Swimming against the tide, Nautilus recorded one of its best results in the second quarter, thanks to strong demand for home fitness equipment. Sales surged by 94 percent to $114.2 million.
Cardio and strength product proved popular from the start of the coronavirus-related lockdowns, particularly connected-fitness bikes, the company’s Max Trainer line and treadmills. Notwithstanding an increase in factory capacity for leading products by as much as 500 percent, Nautilus entered the third quarter with $34.2 million in back orders.
This strong performance was slightly offset by declines in the commercial business - a sector that the group is down-playing now - due to gym closures related to the pandemic.

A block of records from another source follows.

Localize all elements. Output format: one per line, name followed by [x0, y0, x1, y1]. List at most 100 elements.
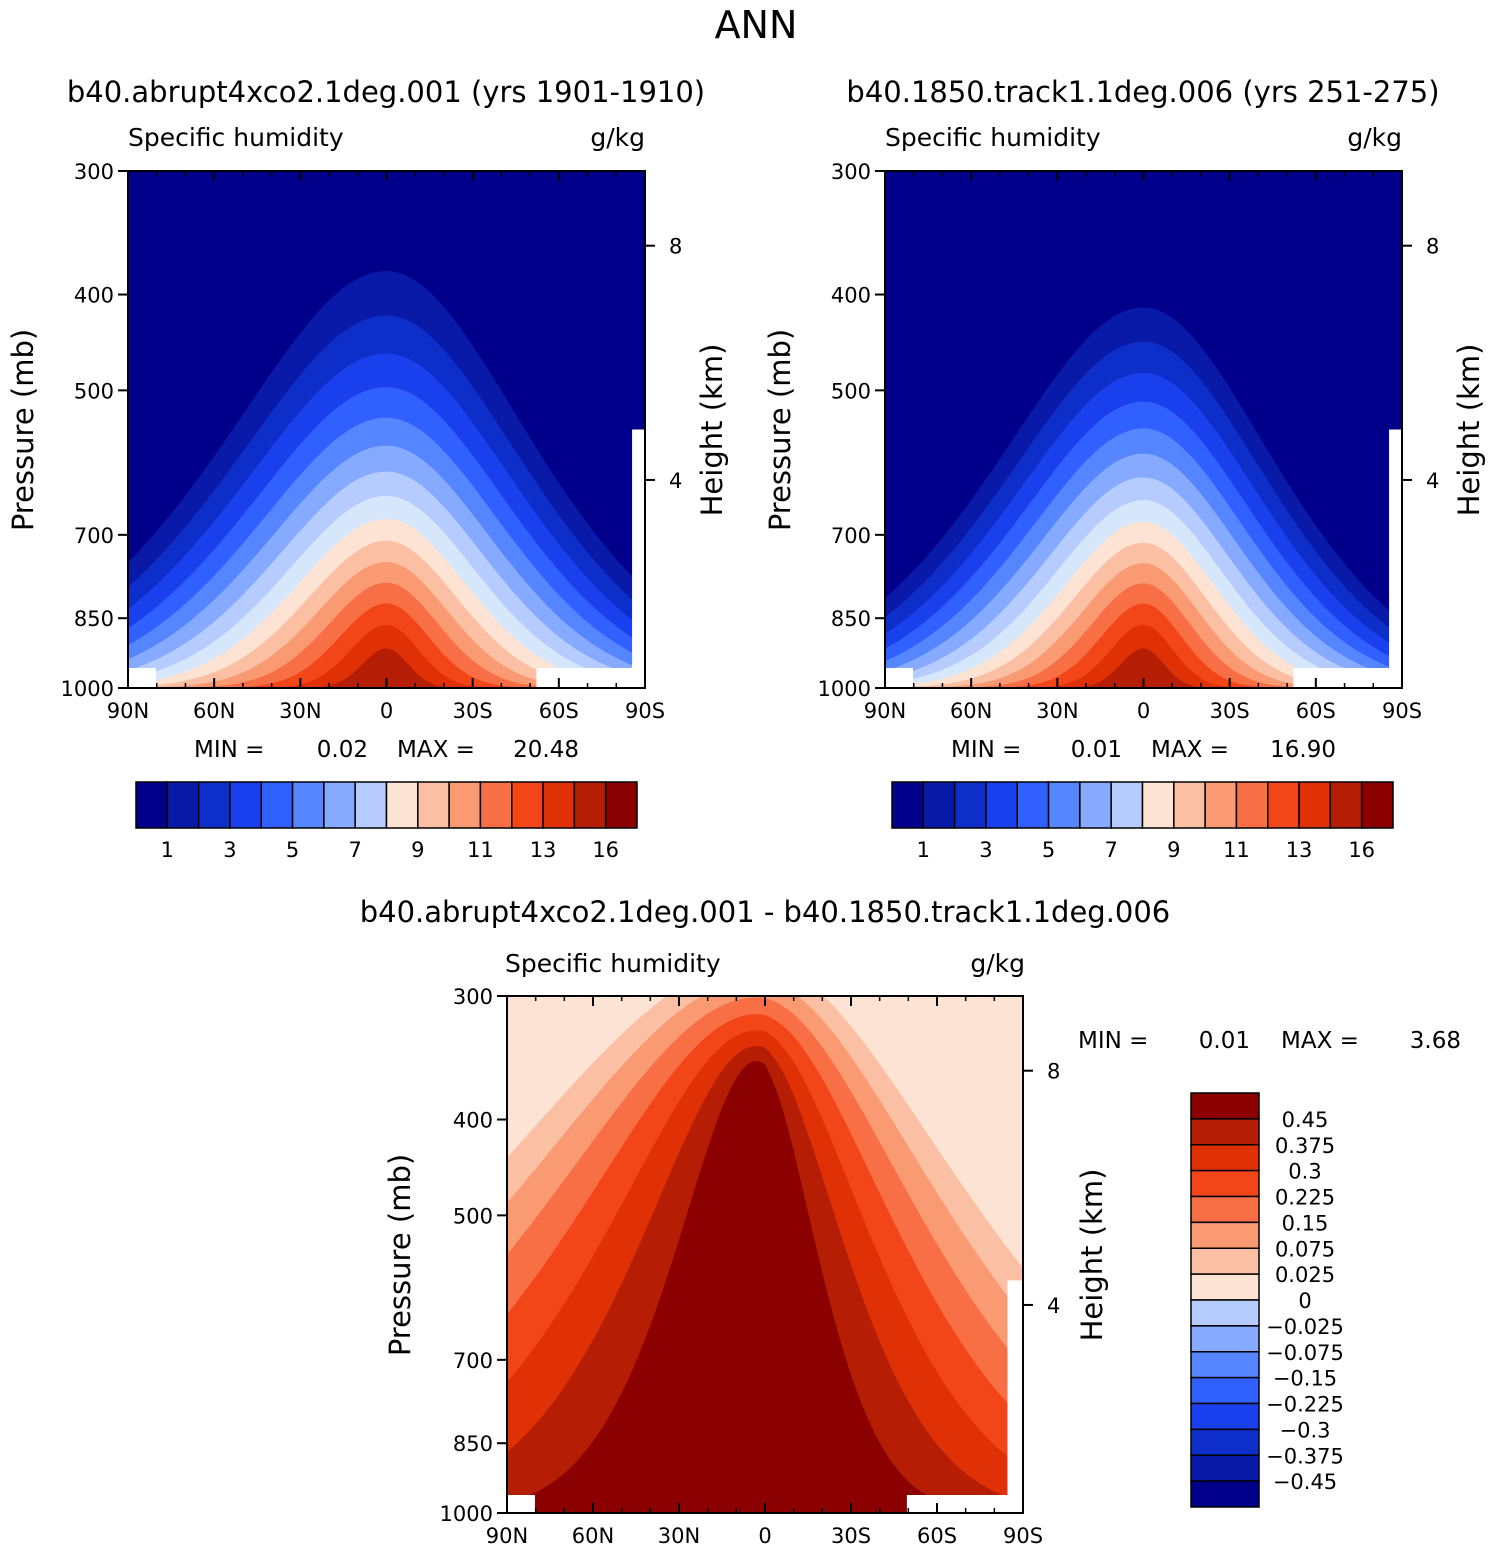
colorbar-label: 0.225	[1275, 1186, 1335, 1210]
y-tick-label: 1000	[818, 677, 871, 701]
colorbar-cell	[1190, 1247, 1260, 1275]
colorbar-cell	[135, 781, 169, 829]
missing-data-patch	[507, 1495, 535, 1513]
panel-right-units: g/kg	[1347, 123, 1402, 152]
page-title: ANN	[715, 3, 798, 47]
x-tick-label: 90S	[625, 699, 665, 723]
colorbar-label: 0.025	[1275, 1263, 1335, 1287]
x-tick-label: 90N	[107, 699, 149, 723]
colorbar-cell	[1110, 781, 1144, 829]
colorbar-cell	[1190, 1118, 1260, 1146]
x-tick-label: 0	[380, 699, 393, 723]
colorbar-label: 16	[592, 838, 619, 862]
contour-band-15	[885, 648, 1402, 688]
colorbar-cell	[1360, 781, 1394, 829]
y-tick-label: 850	[453, 1432, 493, 1456]
colorbar-label: 0.15	[1282, 1211, 1329, 1235]
colorbar-cell	[511, 781, 544, 829]
colorbar-label: 11	[1223, 838, 1250, 862]
panel-diff-max-value: 3.68	[1410, 1028, 1461, 1054]
colorbar-cell	[1298, 781, 1332, 829]
panel-right-min-label: MIN =	[951, 737, 1021, 763]
colorbar-cell	[1190, 1273, 1260, 1301]
x-tick-label: 90N	[864, 699, 906, 723]
colorbar-cell	[1190, 1376, 1260, 1405]
y-tick-label: 400	[831, 284, 871, 308]
panel-diff-ylabel-right: Height (km)	[1075, 1169, 1109, 1342]
right-tick-label: 4	[669, 469, 682, 493]
y-tick-label: 1000	[440, 1502, 493, 1526]
colorbar-cell	[1190, 1351, 1260, 1379]
colorbar-label: 1	[917, 838, 930, 862]
colorbar-cell	[323, 781, 356, 829]
colorbar-label: −0.375	[1266, 1444, 1344, 1468]
panel-right-max-label: MAX =	[1151, 737, 1229, 763]
x-tick-label: 30S	[1210, 699, 1250, 723]
x-tick-label: 90S	[1382, 699, 1422, 723]
x-tick-label: 30S	[831, 1524, 871, 1548]
x-tick-label: 60S	[539, 699, 579, 723]
y-tick-label: 500	[831, 379, 871, 403]
panel-left-y-axis: 300 400 500 700 850 1000	[61, 160, 128, 701]
colorbar-cell	[1079, 781, 1112, 829]
panel-left-max-value: 20.48	[513, 737, 579, 763]
panel-diff-colorbar: 0.450.3750.30.2250.150.0750.0250−0.025−0…	[1190, 1092, 1344, 1508]
panel-diff-subtitle: Specific humidity	[505, 949, 721, 978]
y-tick-label: 700	[831, 524, 871, 548]
colorbar-cell	[953, 781, 987, 829]
panel-left-max-label: MAX =	[397, 737, 475, 763]
colorbar-label: 13	[530, 838, 557, 862]
y-tick-label: 700	[74, 524, 114, 548]
colorbar-label: 1	[161, 838, 174, 862]
colorbar-label: 5	[286, 838, 299, 862]
missing-data-patch	[128, 668, 156, 688]
y-tick-label: 300	[453, 985, 493, 1009]
right-tick-label: 8	[669, 235, 682, 259]
colorbar-cell	[542, 781, 576, 829]
missing-data-patch	[885, 668, 913, 688]
panel-diff-min-value: 0.01	[1199, 1028, 1250, 1054]
colorbar-label: 16	[1348, 838, 1375, 862]
panel-left: b40.abrupt4xco2.1deg.001 (yrs 1901-1910)…	[6, 75, 729, 862]
panel-diff: b40.abrupt4xco2.1deg.001 - b40.1850.trac…	[360, 895, 1461, 1548]
missing-data-patch	[1293, 668, 1402, 688]
colorbar-cell	[1190, 1299, 1260, 1327]
colorbar-label: −0.025	[1266, 1315, 1344, 1339]
colorbar-label: 0	[1298, 1289, 1311, 1313]
colorbar-label: 3	[979, 838, 992, 862]
colorbar-cell	[260, 781, 294, 829]
right-tick-label: 8	[1426, 235, 1439, 259]
panel-diff-title: b40.abrupt4xco2.1deg.001 - b40.1850.trac…	[360, 895, 1171, 929]
colorbar-cell	[197, 781, 231, 829]
colorbar-cell	[1190, 1454, 1260, 1482]
panel-diff-units: g/kg	[970, 949, 1025, 978]
panel-right-ylabel-right: Height (km)	[1452, 344, 1486, 517]
colorbar-cell	[354, 781, 388, 829]
x-tick-label: 60N	[193, 699, 235, 723]
colorbar-cell	[1190, 1195, 1260, 1224]
panel-left-min-value: 0.02	[317, 737, 368, 763]
missing-data-patch	[1389, 429, 1402, 688]
colorbar-label: 13	[1286, 838, 1313, 862]
colorbar-cell	[479, 781, 513, 829]
x-tick-label: 90S	[1003, 1524, 1043, 1548]
colorbar-label: 9	[1167, 838, 1180, 862]
right-tick-label: 4	[1426, 469, 1439, 493]
panel-diff-ylabel: Pressure (mb)	[383, 1154, 417, 1356]
panel-diff-x-axis: 90N 60N 30N 0 30S 60S 90S	[486, 996, 1043, 1548]
panel-left-units: g/kg	[590, 123, 645, 152]
y-tick-label: 500	[74, 379, 114, 403]
colorbar-cell	[985, 781, 1018, 829]
colorbar-label: 5	[1042, 838, 1055, 862]
right-tick-label: 8	[1047, 1060, 1060, 1084]
colorbar-cell	[448, 781, 482, 829]
colorbar-label: 9	[411, 838, 424, 862]
panel-left-ylabel-right: Height (km)	[695, 344, 729, 517]
colorbar-label: 7	[1105, 838, 1118, 862]
contour-band-15	[128, 648, 645, 688]
y-tick-label: 700	[453, 1349, 493, 1373]
colorbar-cell	[1190, 1221, 1260, 1249]
panel-right-colorbar: 1 3 5 7 9 11 13 16	[891, 781, 1394, 862]
colorbar-cell	[1190, 1169, 1260, 1198]
colorbar-cell	[1190, 1144, 1260, 1172]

In the Direct segment, sales rocketed by 142.1 percent to $50.4 million, led by the company’s cardio products such as connected-fitness bikes, the Bowflex C6 and Schwinn IC4 products, and the Max Trainer. The American fitness equipment supplier said that the growth in sales of strength products was limited by inventory scarcity. The Direct segment’s performance also benefited from the re-launch of the company’s digital platform under the new JRNY name on Oct. 30, featuring a personalization engine driven by artificial intelligence that suggests customized workouts and adjusts to individual fitness levels.
In the Retail segment, the company’s sales soared by 68.1 percent to $62.9 million, also boosted by cardio sales, including the Schwinn IC4 connected-fitness bikes and the Max Trainer. Excluding sales related to the Octane brand, which is being divested, the Retail segment’s revenues grew by 95 percent. As previously reported, Nautilus is looking to sell the Octane Fitness business, which it acquired in 2015. After a strong start under Nautilus’ ownership, Octane’s growth levelled out, and it has underperformed in recent quarters, leading the group to book an impairment charge of $72.0 million last year, primarily on Octane’s goodwill and intangible assets. Nautilus has now decided to refocus on home fitness products and connected fitness experiences with its Bowflex, Nautilus and Schwinn brands.
Overall, the group’s gross margin jumped by 11.8 percentage points to 41.5 percent, despite extra U.S. tariffs on Chinese-made equipment. The net loss narrowed to $5.1 million in the quarter, down from a loss of $78.9 million last year.
While these results have exceeded expectations, the management is remaining prudent, given the highly volatile environment and the fact that these results did not follow the typical seasonality of the business. It is not providing any specific guidance for the remainder of the present fiscal year.
The group will unveil several new strength and cardio product offerings in the autumn, including an expansion of the JRNY personalized connected fitness digital platform with the rollout of a next-generation JRNY that will include an updated user interface, new content, and the integration of the Explore The World and Apple Health programs.